La giustizia italiana s’interessa ai casi dei lavoratori italiani nelle fabbriche Eternit in Svizzera
Secondo la procura torinese circa 200 lavoratori italiani, che hanno lavorato nelle sedi del gruppo Eternit a Niederurnen (GL) e Payern (VD), dopo il rientro in Italia si sono ammalati e deceduti per la conseguenza della troppa esposizione all’amianto. Dopo la condanna in prima istanza a sedici anni di carcere di Stephan Schmidheiny nel processo di Torino lo scorso 14 febbraio, per disastro ambientale doloso e omissione volontaria delle cautele antinfortunistiche, il sostituto procuratore di Torino Raffaele Guariniello sta preparando una seconda accusa nei confronti dello stesso Schmidheyni. Nell’intervista al telegiornale svizzero tedesco Guariniello ha detto: “A noi interessano soprattutto i casi dei lavoratori italiani, che hanno lavorato all’estero. In questi casi al momento si prospetta un reato di omicidio colposo”. Da anni in Svizzera le vittime dell’asbesto lottano senza successo per ottenere giustizia. Per la prescrizione dopo dieci anni, la giustizia svizzera non ha trattato alcun caso di amianto, neanche quelli riguardanti i lavoratori italiani, e le vittime non avuto alcuna possibilità di un regolamento giudiziario.
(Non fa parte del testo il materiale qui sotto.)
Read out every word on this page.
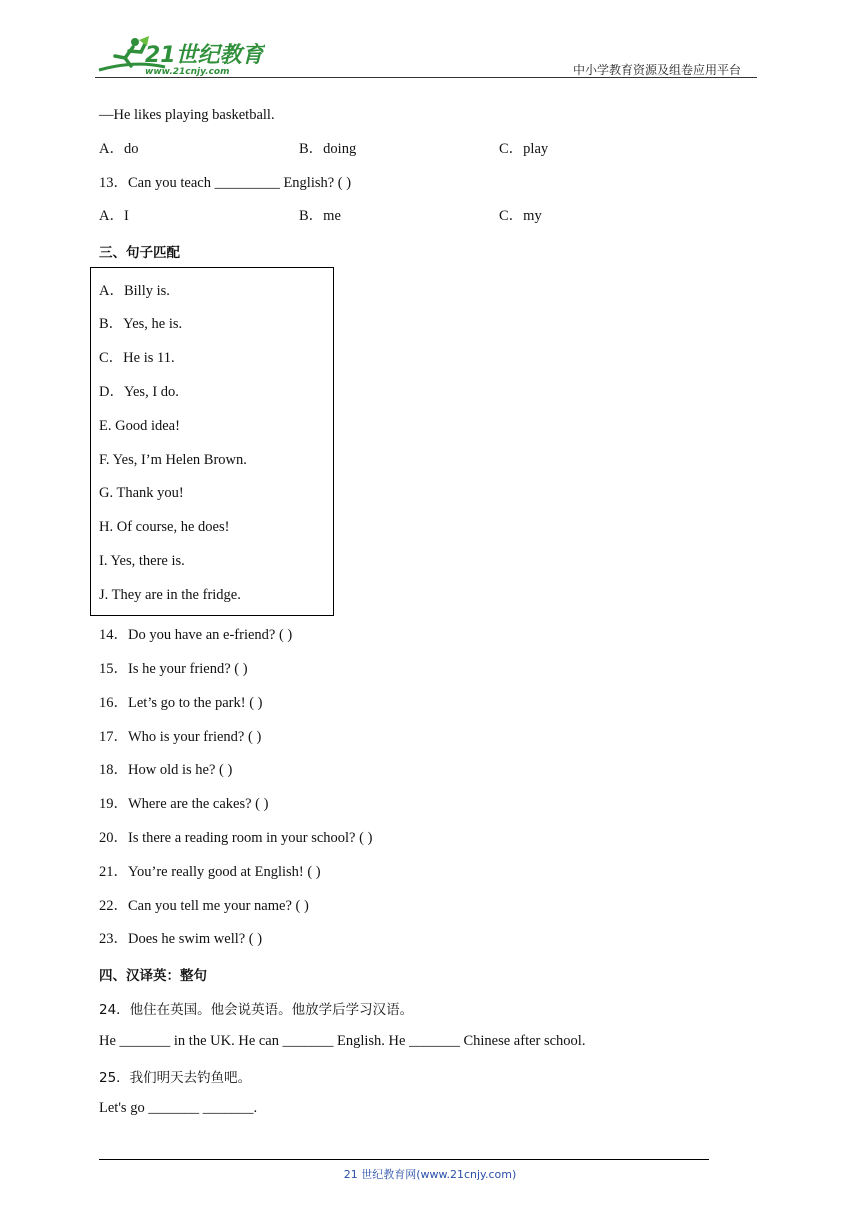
21世纪教育
www.21cnjy.com	中小学教育资源及组卷应用平台
—He likes playing basketball.
A．do	B．doing	C．play
13．Can you teach _________ English? ( )
A．I	B．me	C．my
三、句子匹配
A．Billy is.
B．Yes, he is.
C．He is 11.
D．Yes, I do.
E. Good idea!
F. Yes, I’m Helen Brown.
G. Thank you!
H. Of course, he does!
I. Yes, there is.
J. They are in the fridge.
14．Do you have an e-friend? ( )
15．Is he your friend? ( )
16．Let’s go to the park! ( )
17．Who is your friend? ( )
18．How old is he? ( )
19．Where are the cakes? ( )
20．Is there a reading room in your school? ( )
21．You’re really good at English! ( )
22．Can you tell me your name? ( )
23．Does he swim well? ( )
四、汉译英：整句
24．他住在英国。他会说英语。他放学后学习汉语。
He _______ in the UK. He can _______ English. He _______ Chinese after school.
25．我们明天去钓鱼吧。
Let's go _______ _______.
21 世纪教育网(www.21cnjy.com)
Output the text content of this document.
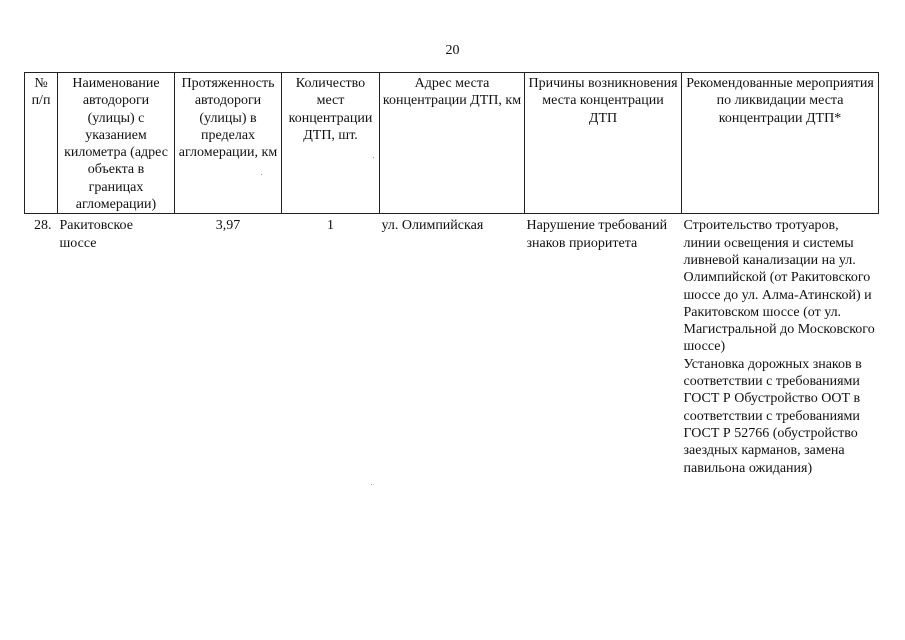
20
№ п/п	Наименование автодороги (улицы) с указанием километра (адрес объекта в границах агломерации)	Протяженность автодороги (улицы) в пределах агломерации, км	Количество мест концентрации ДТП, шт.	Адрес места концентрации ДТП, км	Причины возникновения места концентрации ДТП	Рекомендованные мероприятия по ликвидации места концентрации ДТП*
28.	Ракитовское шоссе	3,97	1	ул. Олимпийская	Нарушение требований знаков приоритета	Строительство тротуаров, линии освещения и системы ливневой канализации на ул. Олимпийской (от Ракитовского шоссе до ул. Алма-Атинской) и Ракитовском шоссе (от ул. Магистральной до Московского шоссе)
Установка дорожных знаков в соответствии с требованиями ГОСТ Р Обустройство ООТ в соответствии с требованиями ГОСТ Р 52766 (обустройство заездных карманов, замена павильона ожидания)
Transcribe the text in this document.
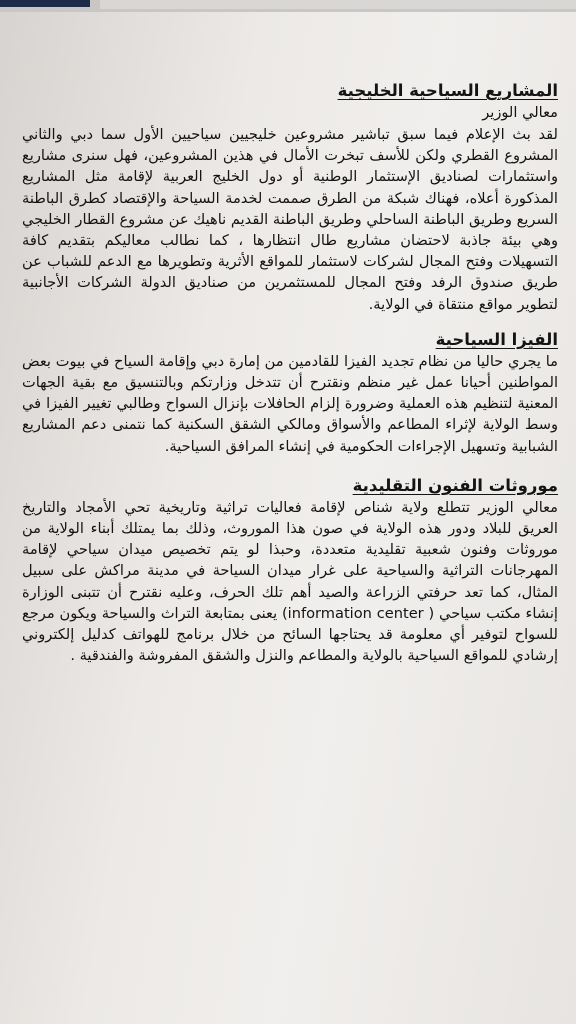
المشاريع السياحية الخليجية

معالي الوزير

لقد بث الإعلام فيما سبق تباشير مشروعين خليجيين سياحيين الأول سما دبي والثاني المشروع القطري ولكن للأسف تبخرت الأمال في هذين المشروعين، فهل سنرى مشاريع واستثمارات لصناديق الإستثمار الوطنية أو دول الخليج العربية لإقامة مثل المشاريع المذكورة أعلاه، فهناك شبكة من الطرق صممت لخدمة السياحة والإقتصاد كطرق الباطنة السريع وطريق الباطنة الساحلي وطريق الباطنة القديم ناهيك عن مشروع القطار الخليجي وهي بيئة جاذبة لاحتضان مشاريع طال انتظارها ، كما نطالب معاليكم بتقديم كافة التسهيلات وفتح المجال لشركات لاستثمار للمواقع الأثرية وتطويرها مع الدعم للشباب عن طريق صندوق الرفد وفتح المجال للمستثمرين من صناديق الدولة الشركات الأجانبية لتطوير مواقع منتقاة في الولاية.

الفيزا السياحية

ما يجري حاليا من نظام تجديد الفيزا للقادمين من إمارة دبي وإقامة السياح في بيوت بعض المواطنين أحيانا عمل غير منظم ونقترح أن تتدخل وزارتكم وبالتنسيق مع بقية الجهات المعنية لتنظيم هذه العملية وضرورة إلزام الحافلات بإنزال السواح وطالبي تغيير الفيزا في وسط الولاية لإثراء المطاعم والأسواق ومالكي الشقق السكنية كما نتمنى دعم المشاريع الشبابية وتسهيل الإجراءات الحكومية في إنشاء المرافق السياحية.

موروثات الفنون التقليدية

معالي الوزير تتطلع ولاية شناص لإقامة فعاليات تراثية وتاريخية تحي الأمجاد والتاريخ العريق للبلاد ودور هذه الولاية في صون هذا الموروث، وذلك بما يمتلك أبناء الولاية من موروثات وفنون شعبية تقليدية متعددة، وحبذا لو يتم تخصيص ميدان سياحي لإقامة المهرجانات التراثية والسياحية على غرار ميدان السياحة في مدينة مراكش على سبيل المثال، كما تعد حرفتي الزراعة والصيد أهم تلك الحرف، وعليه نقترح أن تتبنى الوزارة إنشاء مكتب سياحي ( information center) يعنى بمتابعة التراث والسياحة ويكون مرجع للسواح لتوفير أي معلومة قد يحتاجها السائح من خلال برنامج للهواتف كدليل إلكتروني إرشادي للمواقع السياحية بالولاية والمطاعم والنزل والشقق المفروشة والفندقية .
Le nuove indagini sono state accolte positivamente dall’associazione per le vittime di asbesto e dei loro parenti. A Niderurnen, nella prima riunione dopo la sentenza di Torino, l’associazione ha dato la sua disponibilità a collaborare con la giustizia italiana. Stephan Schmidheiny, ai tempi proprietario del gruppo svizzero Eternit, contesta anche in questo secondo caso tutte le accuse della giustizia italiana. Raffaele Guariniello si propone di terminare le indagini su Niederurnen e Payern entro l’estate.